6. Benchmark Releases and Reproducibility

Benchmark datasets and codebases are openly released to enable standardized comparison and ablation.

• ELSS datasets include high-resolution RS imagery, POI maps, expert binary labels, and candidate bounding boxes in GeoTIFF, CSV, and JSON formats (Hua et al., 1 Feb 2026).
• Reference implementations for both semantic segmentation and MLLM evaluation, plus scoring scripts for key metrics, are provided (e.g., https://anonymous.4open.science/r/ELSS-dataset-43D7, https://github.com/IDEA-UAV/ELSS) (Hua et al., 1 Feb 2026).
• Kubernetes-based training set-ups, model hyperparameter configurations, and interpretability toolchains (LRP) are specified for replication (Klos et al., 2020).
• Real-world and synthetic indoor datasets—including segmentation, 3D map, and grid accuracy/success rates—are available to the research community for apples-to-apples evaluation (Secchiero et al., 2023, Tovanche-Picon et al., 2022).
• Experimental protocols encourage reporting of landing success, IOU/precision/recall, and computational constraints.

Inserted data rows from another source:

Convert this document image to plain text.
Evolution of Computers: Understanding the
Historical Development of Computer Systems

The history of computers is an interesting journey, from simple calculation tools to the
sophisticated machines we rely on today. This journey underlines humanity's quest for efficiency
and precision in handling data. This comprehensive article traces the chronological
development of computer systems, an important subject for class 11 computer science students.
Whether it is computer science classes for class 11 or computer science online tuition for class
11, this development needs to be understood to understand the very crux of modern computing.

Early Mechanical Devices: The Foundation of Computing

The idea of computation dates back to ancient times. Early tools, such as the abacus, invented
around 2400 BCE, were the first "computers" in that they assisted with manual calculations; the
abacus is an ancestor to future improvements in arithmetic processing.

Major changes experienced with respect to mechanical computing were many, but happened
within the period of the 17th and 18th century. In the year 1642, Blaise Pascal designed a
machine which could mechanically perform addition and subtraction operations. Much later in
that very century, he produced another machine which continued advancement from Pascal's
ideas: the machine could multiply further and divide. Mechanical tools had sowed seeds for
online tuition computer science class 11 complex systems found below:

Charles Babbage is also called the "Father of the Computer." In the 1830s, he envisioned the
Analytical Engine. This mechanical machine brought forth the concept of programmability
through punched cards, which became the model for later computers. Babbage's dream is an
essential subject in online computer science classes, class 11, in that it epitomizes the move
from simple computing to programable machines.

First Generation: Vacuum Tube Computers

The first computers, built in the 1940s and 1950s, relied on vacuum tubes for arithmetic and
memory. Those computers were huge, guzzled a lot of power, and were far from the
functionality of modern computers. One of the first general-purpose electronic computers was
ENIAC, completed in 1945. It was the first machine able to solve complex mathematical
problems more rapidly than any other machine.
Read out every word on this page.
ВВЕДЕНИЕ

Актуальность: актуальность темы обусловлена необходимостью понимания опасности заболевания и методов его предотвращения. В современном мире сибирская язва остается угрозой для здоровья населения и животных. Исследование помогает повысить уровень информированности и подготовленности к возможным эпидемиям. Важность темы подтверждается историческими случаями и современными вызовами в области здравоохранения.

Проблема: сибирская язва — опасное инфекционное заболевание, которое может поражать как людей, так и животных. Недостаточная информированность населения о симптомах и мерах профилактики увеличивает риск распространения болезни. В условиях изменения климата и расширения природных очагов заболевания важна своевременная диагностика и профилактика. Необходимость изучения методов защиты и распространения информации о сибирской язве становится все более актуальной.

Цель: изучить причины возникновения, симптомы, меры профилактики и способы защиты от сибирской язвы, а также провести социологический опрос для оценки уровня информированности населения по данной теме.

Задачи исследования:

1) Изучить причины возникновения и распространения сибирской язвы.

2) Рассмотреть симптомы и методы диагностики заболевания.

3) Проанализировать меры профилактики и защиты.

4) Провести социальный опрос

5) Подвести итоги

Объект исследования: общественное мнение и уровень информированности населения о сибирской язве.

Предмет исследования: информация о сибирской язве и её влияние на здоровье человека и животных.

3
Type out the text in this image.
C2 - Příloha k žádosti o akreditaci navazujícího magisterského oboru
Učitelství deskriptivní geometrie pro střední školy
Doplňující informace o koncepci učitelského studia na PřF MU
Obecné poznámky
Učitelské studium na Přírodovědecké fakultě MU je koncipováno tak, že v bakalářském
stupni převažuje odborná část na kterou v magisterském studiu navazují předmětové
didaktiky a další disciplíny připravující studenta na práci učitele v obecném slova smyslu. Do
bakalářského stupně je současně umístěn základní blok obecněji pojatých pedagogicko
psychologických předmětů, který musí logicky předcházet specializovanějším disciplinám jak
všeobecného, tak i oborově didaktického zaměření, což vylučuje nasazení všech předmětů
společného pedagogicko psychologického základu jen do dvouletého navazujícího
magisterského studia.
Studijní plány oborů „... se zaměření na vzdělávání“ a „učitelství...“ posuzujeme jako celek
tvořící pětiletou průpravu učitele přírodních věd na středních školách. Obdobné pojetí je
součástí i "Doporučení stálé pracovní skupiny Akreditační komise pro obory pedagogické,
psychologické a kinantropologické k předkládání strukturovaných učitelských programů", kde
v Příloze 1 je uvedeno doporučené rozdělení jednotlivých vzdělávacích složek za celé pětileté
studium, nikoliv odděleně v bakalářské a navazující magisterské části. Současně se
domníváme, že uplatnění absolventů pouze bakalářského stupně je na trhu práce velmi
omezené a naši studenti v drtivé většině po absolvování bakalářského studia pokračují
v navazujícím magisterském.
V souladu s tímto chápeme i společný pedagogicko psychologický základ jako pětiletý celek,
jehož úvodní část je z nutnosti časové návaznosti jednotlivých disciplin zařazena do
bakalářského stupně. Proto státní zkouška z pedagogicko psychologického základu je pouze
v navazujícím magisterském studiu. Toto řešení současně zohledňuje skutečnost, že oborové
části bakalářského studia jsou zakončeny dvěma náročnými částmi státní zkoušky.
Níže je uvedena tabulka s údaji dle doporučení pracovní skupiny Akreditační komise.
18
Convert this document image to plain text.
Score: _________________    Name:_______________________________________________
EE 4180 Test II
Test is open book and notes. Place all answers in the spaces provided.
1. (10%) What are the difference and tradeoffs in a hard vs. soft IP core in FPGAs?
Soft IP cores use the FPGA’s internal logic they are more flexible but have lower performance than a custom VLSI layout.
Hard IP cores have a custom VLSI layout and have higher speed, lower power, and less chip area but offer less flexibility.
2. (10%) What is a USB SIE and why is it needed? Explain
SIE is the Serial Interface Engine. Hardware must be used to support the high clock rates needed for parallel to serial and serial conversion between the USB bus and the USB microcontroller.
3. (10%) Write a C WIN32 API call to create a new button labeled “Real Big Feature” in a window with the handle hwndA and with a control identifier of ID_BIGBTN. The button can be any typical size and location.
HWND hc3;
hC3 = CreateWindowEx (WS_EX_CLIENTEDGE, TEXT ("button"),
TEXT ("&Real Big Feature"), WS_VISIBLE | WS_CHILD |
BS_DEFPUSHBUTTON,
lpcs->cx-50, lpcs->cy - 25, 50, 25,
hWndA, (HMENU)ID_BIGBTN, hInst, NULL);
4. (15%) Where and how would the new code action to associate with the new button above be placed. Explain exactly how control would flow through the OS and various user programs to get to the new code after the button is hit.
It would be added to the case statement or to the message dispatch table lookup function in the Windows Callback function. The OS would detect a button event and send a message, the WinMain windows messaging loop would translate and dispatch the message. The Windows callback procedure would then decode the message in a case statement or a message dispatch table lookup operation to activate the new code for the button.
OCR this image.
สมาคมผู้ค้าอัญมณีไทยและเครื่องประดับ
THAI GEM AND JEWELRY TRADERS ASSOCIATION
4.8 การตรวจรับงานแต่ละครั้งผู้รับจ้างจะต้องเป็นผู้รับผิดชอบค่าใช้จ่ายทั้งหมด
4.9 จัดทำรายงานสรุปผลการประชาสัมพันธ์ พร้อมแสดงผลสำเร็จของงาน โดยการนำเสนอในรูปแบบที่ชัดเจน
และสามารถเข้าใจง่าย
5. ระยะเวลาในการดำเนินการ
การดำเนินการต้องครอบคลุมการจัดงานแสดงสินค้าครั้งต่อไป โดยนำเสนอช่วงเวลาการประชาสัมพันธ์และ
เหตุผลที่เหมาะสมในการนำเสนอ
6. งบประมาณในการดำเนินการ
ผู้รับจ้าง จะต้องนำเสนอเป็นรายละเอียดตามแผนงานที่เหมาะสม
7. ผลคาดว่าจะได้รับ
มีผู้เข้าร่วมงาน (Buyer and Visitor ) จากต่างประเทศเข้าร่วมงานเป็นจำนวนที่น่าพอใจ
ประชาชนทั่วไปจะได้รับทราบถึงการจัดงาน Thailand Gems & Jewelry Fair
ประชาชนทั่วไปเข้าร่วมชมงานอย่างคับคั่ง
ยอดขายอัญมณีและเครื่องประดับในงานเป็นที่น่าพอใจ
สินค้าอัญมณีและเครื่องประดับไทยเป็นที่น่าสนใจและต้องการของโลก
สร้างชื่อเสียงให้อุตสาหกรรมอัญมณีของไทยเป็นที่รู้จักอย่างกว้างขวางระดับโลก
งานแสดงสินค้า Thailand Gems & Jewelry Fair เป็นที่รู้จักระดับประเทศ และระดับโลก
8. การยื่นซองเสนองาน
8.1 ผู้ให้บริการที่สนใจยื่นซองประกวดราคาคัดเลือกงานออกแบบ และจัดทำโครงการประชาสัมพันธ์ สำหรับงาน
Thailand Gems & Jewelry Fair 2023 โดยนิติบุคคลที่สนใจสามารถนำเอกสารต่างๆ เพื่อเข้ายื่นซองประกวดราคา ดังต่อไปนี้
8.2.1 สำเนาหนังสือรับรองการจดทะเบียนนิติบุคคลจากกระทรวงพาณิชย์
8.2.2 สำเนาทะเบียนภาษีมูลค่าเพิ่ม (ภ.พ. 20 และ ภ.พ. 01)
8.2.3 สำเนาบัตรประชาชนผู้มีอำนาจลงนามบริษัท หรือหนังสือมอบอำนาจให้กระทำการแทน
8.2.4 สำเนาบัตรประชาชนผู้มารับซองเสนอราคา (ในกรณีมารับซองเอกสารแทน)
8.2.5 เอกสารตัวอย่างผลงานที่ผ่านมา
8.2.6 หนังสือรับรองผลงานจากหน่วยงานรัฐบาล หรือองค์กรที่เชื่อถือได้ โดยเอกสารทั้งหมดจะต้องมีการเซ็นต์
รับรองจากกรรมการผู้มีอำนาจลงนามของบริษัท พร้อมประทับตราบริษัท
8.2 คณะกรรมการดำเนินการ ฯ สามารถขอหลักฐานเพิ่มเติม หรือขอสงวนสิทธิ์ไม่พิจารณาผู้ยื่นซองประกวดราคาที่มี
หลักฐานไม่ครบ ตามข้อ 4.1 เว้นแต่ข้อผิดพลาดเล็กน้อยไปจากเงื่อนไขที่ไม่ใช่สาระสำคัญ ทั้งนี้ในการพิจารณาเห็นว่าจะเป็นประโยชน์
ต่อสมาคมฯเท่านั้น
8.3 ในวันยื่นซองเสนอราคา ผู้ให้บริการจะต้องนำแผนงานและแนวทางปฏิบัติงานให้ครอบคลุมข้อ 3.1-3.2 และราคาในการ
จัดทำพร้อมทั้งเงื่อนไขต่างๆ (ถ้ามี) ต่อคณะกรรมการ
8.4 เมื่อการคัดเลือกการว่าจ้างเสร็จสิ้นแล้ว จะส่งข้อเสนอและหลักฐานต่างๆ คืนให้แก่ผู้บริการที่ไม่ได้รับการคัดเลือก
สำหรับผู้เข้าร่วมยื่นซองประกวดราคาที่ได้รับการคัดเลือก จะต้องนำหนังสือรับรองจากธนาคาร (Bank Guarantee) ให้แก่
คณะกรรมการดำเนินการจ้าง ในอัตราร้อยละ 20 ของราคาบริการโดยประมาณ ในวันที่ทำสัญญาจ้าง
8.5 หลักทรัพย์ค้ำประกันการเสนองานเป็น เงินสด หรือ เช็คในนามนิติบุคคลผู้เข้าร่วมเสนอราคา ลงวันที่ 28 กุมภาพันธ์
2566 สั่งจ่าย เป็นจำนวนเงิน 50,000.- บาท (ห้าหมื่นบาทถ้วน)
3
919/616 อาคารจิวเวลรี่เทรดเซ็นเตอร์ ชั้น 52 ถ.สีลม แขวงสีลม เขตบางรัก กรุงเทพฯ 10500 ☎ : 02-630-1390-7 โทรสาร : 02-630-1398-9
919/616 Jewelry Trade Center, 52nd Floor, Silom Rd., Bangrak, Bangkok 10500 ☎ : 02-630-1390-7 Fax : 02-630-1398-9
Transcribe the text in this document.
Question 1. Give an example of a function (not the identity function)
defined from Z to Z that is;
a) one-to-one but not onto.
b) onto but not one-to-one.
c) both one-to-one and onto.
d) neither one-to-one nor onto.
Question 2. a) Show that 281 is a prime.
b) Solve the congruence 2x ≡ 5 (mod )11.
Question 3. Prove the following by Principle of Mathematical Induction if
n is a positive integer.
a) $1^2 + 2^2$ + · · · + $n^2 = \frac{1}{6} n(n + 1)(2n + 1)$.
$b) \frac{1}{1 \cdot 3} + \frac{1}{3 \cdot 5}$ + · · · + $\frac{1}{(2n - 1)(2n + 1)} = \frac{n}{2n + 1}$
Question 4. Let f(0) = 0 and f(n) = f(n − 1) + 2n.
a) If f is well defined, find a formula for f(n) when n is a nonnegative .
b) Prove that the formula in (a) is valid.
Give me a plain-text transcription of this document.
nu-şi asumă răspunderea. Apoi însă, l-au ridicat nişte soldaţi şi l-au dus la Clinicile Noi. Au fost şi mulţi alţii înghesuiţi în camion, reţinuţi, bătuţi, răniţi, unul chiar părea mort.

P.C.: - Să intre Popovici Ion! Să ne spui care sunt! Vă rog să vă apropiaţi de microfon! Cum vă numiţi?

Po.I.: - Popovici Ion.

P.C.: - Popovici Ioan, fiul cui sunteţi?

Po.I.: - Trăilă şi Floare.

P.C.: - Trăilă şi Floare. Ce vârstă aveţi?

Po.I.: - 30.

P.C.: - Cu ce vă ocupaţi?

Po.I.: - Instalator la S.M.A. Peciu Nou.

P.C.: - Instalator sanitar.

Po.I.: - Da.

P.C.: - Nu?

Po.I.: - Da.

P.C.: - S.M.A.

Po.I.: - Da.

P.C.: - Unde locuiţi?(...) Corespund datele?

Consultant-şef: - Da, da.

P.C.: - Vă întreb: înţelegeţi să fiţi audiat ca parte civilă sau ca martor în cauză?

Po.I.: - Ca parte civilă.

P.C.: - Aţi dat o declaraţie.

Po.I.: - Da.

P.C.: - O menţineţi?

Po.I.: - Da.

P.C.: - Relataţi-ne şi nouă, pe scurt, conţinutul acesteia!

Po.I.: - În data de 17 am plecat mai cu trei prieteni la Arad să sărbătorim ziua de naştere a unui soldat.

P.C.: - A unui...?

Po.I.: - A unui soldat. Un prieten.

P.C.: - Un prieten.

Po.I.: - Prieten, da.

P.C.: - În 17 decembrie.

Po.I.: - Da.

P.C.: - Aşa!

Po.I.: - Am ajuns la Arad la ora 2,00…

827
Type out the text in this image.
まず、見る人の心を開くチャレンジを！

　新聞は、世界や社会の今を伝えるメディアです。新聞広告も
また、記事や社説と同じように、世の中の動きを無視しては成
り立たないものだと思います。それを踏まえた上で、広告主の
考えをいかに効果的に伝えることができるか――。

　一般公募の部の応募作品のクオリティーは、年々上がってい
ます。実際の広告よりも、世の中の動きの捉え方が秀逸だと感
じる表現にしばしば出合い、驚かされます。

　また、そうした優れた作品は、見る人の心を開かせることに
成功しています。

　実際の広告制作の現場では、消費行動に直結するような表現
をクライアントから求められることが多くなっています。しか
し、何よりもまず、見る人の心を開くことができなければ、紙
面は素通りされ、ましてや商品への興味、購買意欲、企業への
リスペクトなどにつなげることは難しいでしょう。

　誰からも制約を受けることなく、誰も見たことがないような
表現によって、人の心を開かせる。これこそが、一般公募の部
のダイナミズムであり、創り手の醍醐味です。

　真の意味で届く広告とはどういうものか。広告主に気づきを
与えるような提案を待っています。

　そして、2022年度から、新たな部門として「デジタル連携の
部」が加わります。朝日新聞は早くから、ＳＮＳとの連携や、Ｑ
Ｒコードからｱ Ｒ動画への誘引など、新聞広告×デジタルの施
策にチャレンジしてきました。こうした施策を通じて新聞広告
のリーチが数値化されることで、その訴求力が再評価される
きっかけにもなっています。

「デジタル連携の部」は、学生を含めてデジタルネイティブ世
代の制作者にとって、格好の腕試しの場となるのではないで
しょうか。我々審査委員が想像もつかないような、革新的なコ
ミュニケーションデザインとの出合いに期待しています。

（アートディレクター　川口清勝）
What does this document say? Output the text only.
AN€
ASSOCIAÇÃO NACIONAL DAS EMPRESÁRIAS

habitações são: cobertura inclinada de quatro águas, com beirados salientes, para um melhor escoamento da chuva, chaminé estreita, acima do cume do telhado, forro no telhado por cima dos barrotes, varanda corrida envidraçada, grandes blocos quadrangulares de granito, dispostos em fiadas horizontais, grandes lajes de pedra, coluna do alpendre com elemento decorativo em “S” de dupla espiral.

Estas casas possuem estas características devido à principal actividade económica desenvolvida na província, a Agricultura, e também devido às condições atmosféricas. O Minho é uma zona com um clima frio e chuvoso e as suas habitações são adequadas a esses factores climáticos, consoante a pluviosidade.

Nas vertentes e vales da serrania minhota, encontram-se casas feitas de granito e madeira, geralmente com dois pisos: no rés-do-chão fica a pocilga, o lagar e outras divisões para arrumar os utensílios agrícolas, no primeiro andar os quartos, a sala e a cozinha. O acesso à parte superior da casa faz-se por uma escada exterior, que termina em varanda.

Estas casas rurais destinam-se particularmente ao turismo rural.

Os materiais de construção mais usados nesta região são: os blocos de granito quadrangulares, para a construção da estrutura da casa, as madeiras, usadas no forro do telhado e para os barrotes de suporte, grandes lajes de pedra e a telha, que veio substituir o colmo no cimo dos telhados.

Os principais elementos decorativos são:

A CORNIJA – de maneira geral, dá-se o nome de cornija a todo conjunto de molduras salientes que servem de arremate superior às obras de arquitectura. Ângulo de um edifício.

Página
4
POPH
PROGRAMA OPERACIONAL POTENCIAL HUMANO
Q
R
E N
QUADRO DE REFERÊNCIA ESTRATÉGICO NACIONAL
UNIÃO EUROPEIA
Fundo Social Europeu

7. Representative Applications and Future Directions

ELSS benchmark frameworks are instrumental in:

• Autonomous UAV and eVTOL emergency response, especially over mixed urban, peri-urban, or rural environments
• Vision-based risk mitigation in scenarios with transient human presence, leveraging density maps and context fusion for crowd avoidance
• Enhanced path planning, trajectory optimization, and real-time feasibility analysis exploiting lightweight flight-dynamic models and candidate pre-filtering (Gu et al., 2022).
• Integration with GIS/POI databases and regulatory compliance workflows (JARUS SORA, buffer enforcement)

The field is converging toward fully multimodal, context-fused, interpretable assessment pipelines, with strong evidence for the superiority of semantic and large-model approaches in real-world, semantically complex environments. Ongoing ELSS benchmark development is expected to emphasize: richer context-labels, fine-grained ablation, broader cross-region transfer, and unified support for both rotary- and fixed-wing aircraft (Hua et al., 1 Feb 2026, Klos et al., 2020, Secchiero et al., 2023, Gu et al., 2022, Kakaletsis et al., 2021).